Petrol İş Aliağa 2011 yılında yine bir toplu iş sözleşmesi sürecinde yaptığı basın açıklamasında Tüpraş’ta taşeronun giderek yaygınlaştığını ve bakım hizmetlerinde taşeron kullanılmasının yanlış olduğunu söylüyordu. Sendika yaptığı bu açıklamada ne kadar haklı olduğunu göstermiş oldu. Şimdi aynı sendika yine aynı konuda bu sefer Petkim’de uyarıyor: Taşeron çalışma yaygınlaşmamalı. Dinlenecek mi?

Aliağa’da bir tane devlet hastanesi vardır o da sağlık ocağından biraz daha büyüktür.
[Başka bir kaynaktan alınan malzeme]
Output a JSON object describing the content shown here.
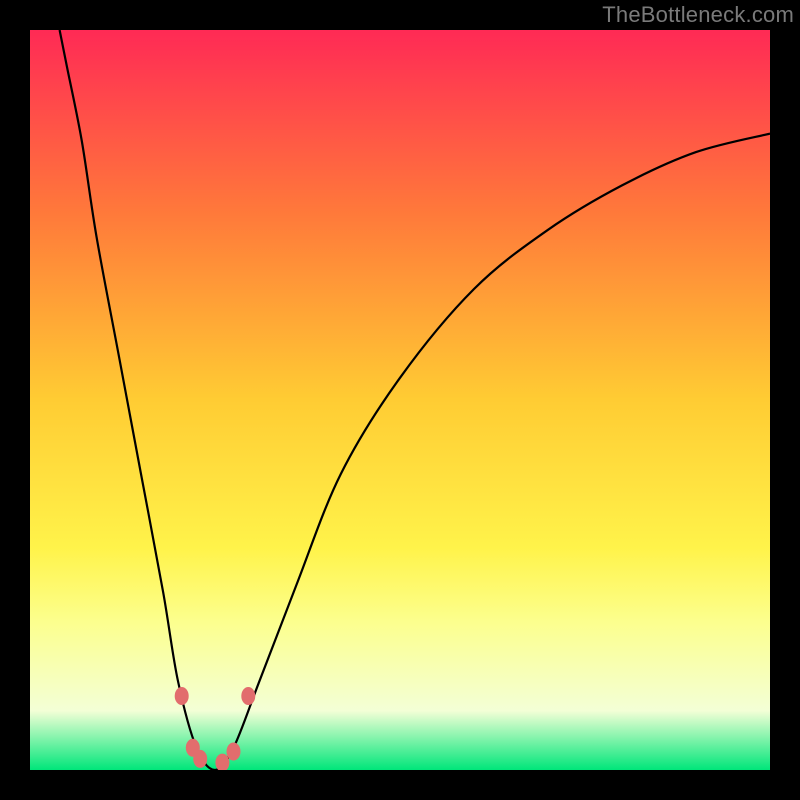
{
  "watermark": "TheBottleneck.com",
  "chart_data": {
    "type": "line",
    "title": "",
    "xlabel": "",
    "ylabel": "",
    "xlim": [
      0,
      100
    ],
    "ylim": [
      0,
      100
    ],
    "background_gradient_stops": [
      {
        "offset": 0.0,
        "color": "#ff2a55"
      },
      {
        "offset": 0.25,
        "color": "#ff7a3a"
      },
      {
        "offset": 0.5,
        "color": "#ffcc33"
      },
      {
        "offset": 0.7,
        "color": "#fff34a"
      },
      {
        "offset": 0.8,
        "color": "#fcff8e"
      },
      {
        "offset": 0.92,
        "color": "#f3ffd6"
      },
      {
        "offset": 1.0,
        "color": "#00e67a"
      }
    ],
    "curve_notch_x": 25,
    "curve_points": [
      {
        "x": 4.0,
        "y": 100.0
      },
      {
        "x": 5.0,
        "y": 95.0
      },
      {
        "x": 7.0,
        "y": 85.0
      },
      {
        "x": 9.0,
        "y": 72.0
      },
      {
        "x": 12.0,
        "y": 56.0
      },
      {
        "x": 15.0,
        "y": 40.0
      },
      {
        "x": 18.0,
        "y": 24.0
      },
      {
        "x": 20.0,
        "y": 12.0
      },
      {
        "x": 22.5,
        "y": 3.0
      },
      {
        "x": 25.0,
        "y": 0.0
      },
      {
        "x": 27.5,
        "y": 3.0
      },
      {
        "x": 31.0,
        "y": 12.0
      },
      {
        "x": 36.0,
        "y": 25.0
      },
      {
        "x": 42.0,
        "y": 40.0
      },
      {
        "x": 50.0,
        "y": 53.0
      },
      {
        "x": 60.0,
        "y": 65.0
      },
      {
        "x": 70.0,
        "y": 73.0
      },
      {
        "x": 80.0,
        "y": 79.0
      },
      {
        "x": 90.0,
        "y": 83.5
      },
      {
        "x": 100.0,
        "y": 86.0
      }
    ],
    "markers": [
      {
        "x": 20.5,
        "y": 10.0
      },
      {
        "x": 22.0,
        "y": 3.0
      },
      {
        "x": 23.0,
        "y": 1.5
      },
      {
        "x": 26.0,
        "y": 1.0
      },
      {
        "x": 27.5,
        "y": 2.5
      },
      {
        "x": 29.5,
        "y": 10.0
      }
    ],
    "marker_color": "#e26d6d",
    "curve_color": "#000000"
  }
}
Bugün gerçekleşen iş kazasında işçiler parçalanmış halde değil de ağır yaralı olarak o tankın içerisinden çıkartılsalardı muhtemelen bundan önce olduğu gibi İzmir’e giderken yolda öleceklerdi. Her yere duble yol yapan, milyon dolarlar harcayarak köprüler yapan iktidar için on beş yıllık süreçte Aliağa’ya bir devlet hastanesi yapmak çok maliyetli olurdu, kabul ediyorum. Onun yerine bir cemaatin Aliağa’ya hastane yapması beklenebilir o da olmuyorsa zengin birisinden yatırım olarak hastane yapması istenebilirdi. Yalnız iktidar bunu yapmadı ama koskoca kaymakamlarımız geldi gitti onlar da mı bir şey yapmadı ya da demedi? Evet, dedi. Hatta bugünkü açıklamasını “şu an üretim devam ediyor içeriye araç girişi yok” diyerek de bitirdi.

2003 yılında ilk işi İş Kanunu’na esnekliği getirmek olan bir partinin bakanları soruşturma başlatmış, ana muhalefetin milletvekilleri “araştırılsın” demiş, belediye başkanı sessiz kalmış. Hepsi de farklı partilerden. AKP-CHP-MHP. Çoğu zaman iş cinayetlerinde kendime şunu soruyorum: İyi de bu tezkere değil ki hepsi aynı şeyi söylesin, savunsun.

Yoksa işçi – işveren arasında bir tezkere miydi, ölmüş bile olsa bedenlerimiz?